Felizmente continua a haver luar (Abril/Junho 2019)
Conversa americana sem "Fake News"
Alan, um velho amigo com espírito jovem e perspicácia nunca desmentida, vive em Washington a uma certa distância da Casa Branca, num bairro onde se misturam latinos, pequenos funcionários afro-americanos da administração federal e uma comunidade de imigrantes etíopes com os seus apreciados restaurantes. Das nossas trocas epistolares nasceu a ideia de uma conversa sobre o actual ocupante da Casa Branca e o significado dos seus comportamentos, que vão além dos óbvios limites mentais do individuo e exprimem interesses de sectores particulares da classe dirigente estado-unidense. Uma conversa que procura compreender o que por vezes parece incompreensível, que procura desvendar lógicas que se escondem por trás de atitudes espectaculares. Não há que negar os aspectos irracionais que existem na política capitalista, mas o irracional tem, por vezes, a sua racionalidade. Vamos, portanto, desfiando o fio da meada nesta troca livre de comentários e de opiniões.
As recentes eleições do midterm de Novembro 2018 mostraram um relativo enfraquecimento da base eleitoral republicana e particularmente de Trump.
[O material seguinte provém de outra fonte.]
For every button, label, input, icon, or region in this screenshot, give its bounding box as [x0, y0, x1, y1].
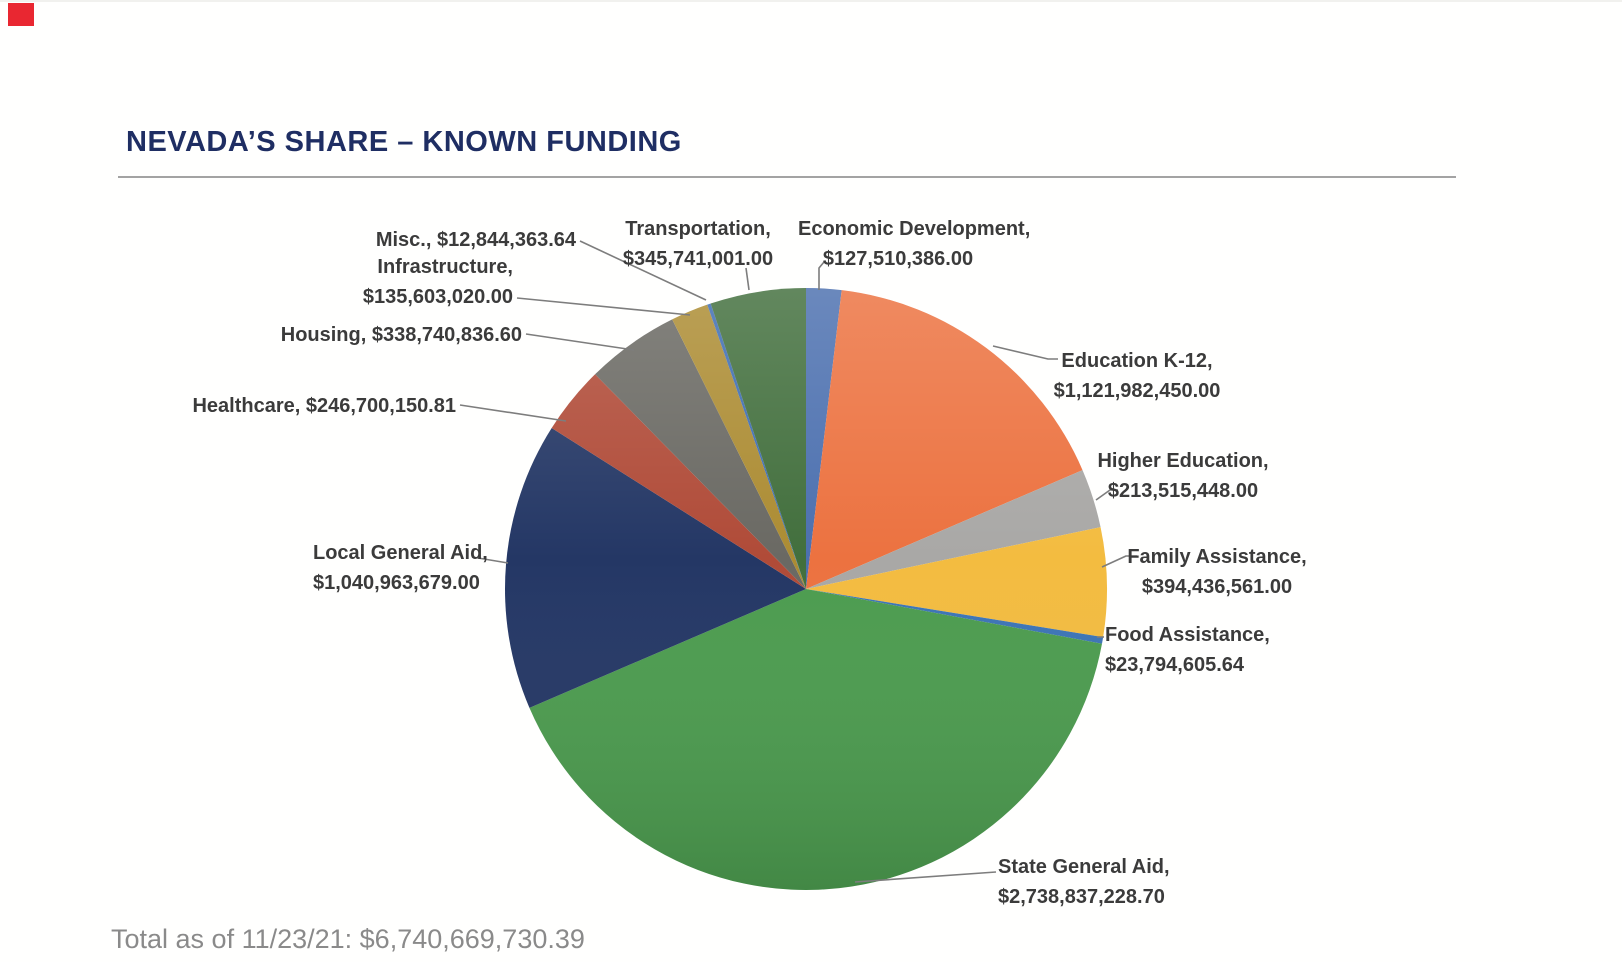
leader-line-misc [579, 240, 707, 301]
slice-label-line: $135,603,020.00 [362, 286, 513, 308]
slice-label-higher-education: Higher Education, $213,515,448.00 [1078, 446, 1288, 506]
slice-label-line: Healthcare, $246,700,150.81 [192, 395, 456, 417]
leader-line-housing [525, 333, 635, 351]
slice-label-line: Food Assistance, [1105, 624, 1270, 646]
slice-label-economic-development: Economic Development, $127,510,386.00 [798, 214, 1031, 274]
slice-label-education-k12: Education K-12, $1,121,982,450.00 [1032, 346, 1242, 406]
leader-line-transportation [745, 267, 750, 291]
total-annotation: Total as of 11/23/21: $6,740,669,730.39 [111, 924, 585, 954]
slice-label-line: $2,738,837,228.70 [998, 886, 1165, 908]
slice-label-food-assistance: Food Assistance, $23,794,605.64 [1105, 620, 1270, 680]
pie-shading-overlay [505, 288, 1107, 890]
slice-label-housing: Housing, $338,740,836.60 [281, 320, 522, 350]
slice-label-line: Education K-12, [1061, 350, 1213, 372]
slice-label-line: State General Aid, [998, 856, 1170, 878]
chart-title: NEVADA’S SHARE – KNOWN FUNDING [126, 126, 682, 158]
slice-label-line: Housing, $338,740,836.60 [280, 324, 522, 346]
slice-label-healthcare: Healthcare, $246,700,150.81 [192, 391, 456, 421]
slice-label-line: $23,794,605.64 [1105, 654, 1245, 676]
leader-line-infrastructure [516, 297, 691, 316]
slice-label-line: $1,121,982,450.00 [1053, 380, 1221, 402]
slice-label-line: $394,436,561.00 [1141, 576, 1293, 598]
slice-label-line: Misc., $12,844,363.64 [375, 229, 576, 251]
slice-label-line: Transportation, [625, 218, 771, 240]
leader-line-family-assistance [1101, 555, 1137, 568]
leader-line-economic-development [818, 261, 825, 290]
slice-label-line: Economic Development, [798, 218, 1031, 240]
red-corner-mark [8, 3, 34, 26]
leader-line-education-k12 [992, 345, 1058, 360]
title-rule [118, 176, 1456, 178]
slice-label-line: Infrastructure, [377, 256, 513, 278]
slice-label-line: Family Assistance, [1127, 546, 1307, 568]
slice-label-local-general-aid: Local General Aid, $1,040,963,679.00 [313, 538, 488, 598]
leader-line-local-general-aid [471, 556, 509, 564]
slice-label-line: Higher Education, [1097, 450, 1269, 472]
slice-label-line: $1,040,963,679.00 [313, 572, 480, 594]
slice-label-line: $127,510,386.00 [822, 248, 974, 270]
slice-label-state-general-aid: State General Aid, $2,738,837,228.70 [998, 852, 1170, 912]
slice-label-infrastructure: Infrastructure, $135,603,020.00 [363, 252, 513, 312]
slice-label-transportation: Transportation, $345,741,001.00 [598, 214, 798, 274]
slice-label-family-assistance: Family Assistance, $394,436,561.00 [1112, 542, 1322, 602]
slice-label-line: Local General Aid, [313, 542, 488, 564]
slice-label-line: $213,515,448.00 [1107, 480, 1259, 502]
leader-line-higher-education [1095, 489, 1118, 501]
leader-line-state-general-aid [854, 871, 997, 883]
page-top-edge [0, 0, 1622, 2]
slice-label-line: $345,741,001.00 [622, 248, 774, 270]
leader-line-healthcare [459, 404, 567, 422]
slice-label-misc: Misc., $12,844,363.64 [376, 225, 576, 255]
Mark Twain escrevia em 1879, num dos seus textos satíricos sobre os políticos: «Recomendo-me como homem idóneo que sou —um homem que tem por base a depravação total e que se propõe ser demoníaco até ao fim. » (« Um candidato à Presidência », Um candidato Idóneo, trad. Madalena Caramona, Antígona, 2017.) Será isto hoje mais evidente para os eleitores estado-unidenses?
Alan: Como já tinha sido o caso em 2016, a maioria dos americanos que votaram desta ultima vez, votaram em candidatos liberais. Se, em termos gerais, Trump manteve as suas posições, isso deve-se antes de mais às particularidades da Constituição americana que, desde a sua origem, foi concebida para manter no poder as elites… que chegam ao poder. Em Novembro do ano passado, os Democratas teriam obtido ainda melhores resultados se tantos eleitores não tivessem sido postos de lado a pretexto de irregularidades de identificação e administrativas. Também houve manipulações de círculos eleitorais que permitiram a um partido (neste caso os Republicanos) obter mais lugares com menos votos do que o partido da oposição.
O que me parece mais importante é que esta última eleição confirmou o interesse crescente do eleitorado, sobretudo dos jovens e das mulheres, pelas ideias sociais-democratas defendidas pela corrente do Bernie Sanders, que é hoje um político extremamente popular nos EUA. A sua candidatura à eleição presidencial de 2020 deve ser levada a sério. Desde 2016, o Partido Democrata encontra-se dividido em dois campos bem distintos, o dos sociais-democratas, que apoiam Sanders, e o dos neoliberais, que apoiaram o clã Clinton, representado hoje por Nancy Pelosi, chefe dos Democratas no Congresso. As duas tendências pensam possuir a chave do futuro, tendo em consideração as forças demográficas em jogo nos EUA, o número crescente de eleitores negros e latinos, e de mulheres, que manifestam maioritariamente a sua rejeição da infame misoginia de Trump e do seu gangue.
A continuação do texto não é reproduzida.